Replication to GitHub seems to have stalled
Closed, ResolvedPublic

Description

https://github.com/wikimedia/mediawiki/commits/master/ is a few commits behind https://gerrit.wikimedia.org/g/mediawiki/core

Last known update is about ~11 hours before this task has been filed

Event Timeline

Reedy triaged this task as High priority.Feb 9 2026, 6:15 PM

This also breaks our gerrit -> GitHub -> Packagist integrations, of course.

  • Last github mention in gerrit1003:/var/log/gerrit/replication_log was 2026-02-09 13:51:05 (4+ hours ago).
  • Last git@github.com:wikimedia/mediawiki-core mention was 2026-02-09 09:21:23.
  • Last gerrit2002 mention in the same log was functionally as I opened the file.

The server doesn't seem to know that it is behind:

bd808@mbp03:~/projects/wmf$ ssh -i ~/.ssh/id_ed25519 -o IdentityAgent=$SSH_AUTH_SOCK -p 29418 gerrit1003.wikimedia.org replication list --detail
Remote: github
Url: git@github.com:wikimedia/${name}
AuthGroup: mediawiki-replication
Project: ^(?:(?!apps\/).)*$
In Flight: 0
Pending: 0

Remote: replica-a-codfw
Url: gerrit2@gerrit2002.wikimedia.org:/srv/gerrit/git/${name}.git
In Flight: 2
  [9a6e592b] push gerrit2@gerrit2002.wikimedia.org:/srv/gerrit/git/mediawiki/extensions/CheckUser.git [refs/changes/40/1236340/meta]
  [5a322173] push gerrit2@gerrit2002.wikimedia.org:/srv/gerrit/git/All-Users.git [refs/draft-comments/34/1219634/10074]
Pending: 0

Let's see if I can kick it anyway (inspired by T100409#1315859):

bd808@mbp03:~/projects/wmf$ ssh -i /Users/bd808/.ssh/id_ed25519 -o IdentityAgent=$SSH_AUTH_SOCK -p 29418 gerrit1003.wikimedia.org replication start mediawiki/core --wait
Replicate mediawiki/core refs ..all.. to gerrit2002.wikimedia.org, Succeeded! (OK)
Replication of mediawiki/core ref ..all.. completed to 1 nodes,
----------------------------------------------
Replication completed successfully!

Hmmm.... no github.com line there.

GitHub appears to have quite a few ongoing issues.

2026-02-09-12:16:48.png (760×1 px, 69 KB)

We have a dashboard at https://grafana.wikimedia.org/d/RFLS1GsWk/replication-upstream though it is hard to read and does not make the issue stand out.

What I didn't caught earlier is that the replication configuration has been changed by @ABran-WMF at https://gerrit.wikimedia.org/r/c/operations/puppet/+/1237450 . He has removed the replication to the spare gerrit2003.

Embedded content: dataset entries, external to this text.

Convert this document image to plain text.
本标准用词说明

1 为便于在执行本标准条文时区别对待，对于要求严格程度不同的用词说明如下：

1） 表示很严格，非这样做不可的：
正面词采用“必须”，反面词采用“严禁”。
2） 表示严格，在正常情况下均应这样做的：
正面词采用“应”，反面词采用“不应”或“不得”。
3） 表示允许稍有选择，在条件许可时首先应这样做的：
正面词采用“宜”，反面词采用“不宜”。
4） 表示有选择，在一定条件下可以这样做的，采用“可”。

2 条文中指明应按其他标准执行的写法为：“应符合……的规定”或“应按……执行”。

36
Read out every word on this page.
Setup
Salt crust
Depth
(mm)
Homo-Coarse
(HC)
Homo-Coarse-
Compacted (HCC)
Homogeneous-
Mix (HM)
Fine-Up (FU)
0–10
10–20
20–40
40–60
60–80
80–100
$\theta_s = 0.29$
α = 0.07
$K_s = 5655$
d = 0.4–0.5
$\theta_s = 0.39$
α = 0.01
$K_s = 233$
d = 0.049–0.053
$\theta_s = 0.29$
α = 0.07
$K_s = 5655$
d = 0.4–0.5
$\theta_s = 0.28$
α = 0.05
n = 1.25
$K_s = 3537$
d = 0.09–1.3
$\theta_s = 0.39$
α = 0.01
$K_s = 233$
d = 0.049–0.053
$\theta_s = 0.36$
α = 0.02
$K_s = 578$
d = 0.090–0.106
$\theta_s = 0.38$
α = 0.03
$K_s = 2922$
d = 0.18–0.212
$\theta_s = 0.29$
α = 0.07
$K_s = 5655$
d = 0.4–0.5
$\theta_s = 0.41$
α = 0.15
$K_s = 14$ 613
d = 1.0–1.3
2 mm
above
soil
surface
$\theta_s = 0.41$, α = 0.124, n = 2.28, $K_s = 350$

The Gerrit replication has an issue somewhere, which causes it too loose track of replications when the config is changed. Even when a given replica config has not been altered :-(

Mentioned in SAL (#wikimedia-operations) [2026-02-09T19:34:15Z] <hashar> restarting Gerrit to fix broken replication to GitHub # T416912

hashar claimed this task.

@bd808 mentioned it to me over IRC. I have encountered the bug previously but honestly I never went to dig into the root cause or check whether upstream has a bug filed for it. Maybe that got fixed in a more recent version of Gerrit.

Meanwhile this one has been fixed by restarting Gerrit.

Change #1238315 had a related patch set uploaded (by Arnaudb; author: Arnaudb):

[operations/puppet@production] gerrit: add mtail monitoring on replication

https://gerrit.wikimedia.org/r/1238315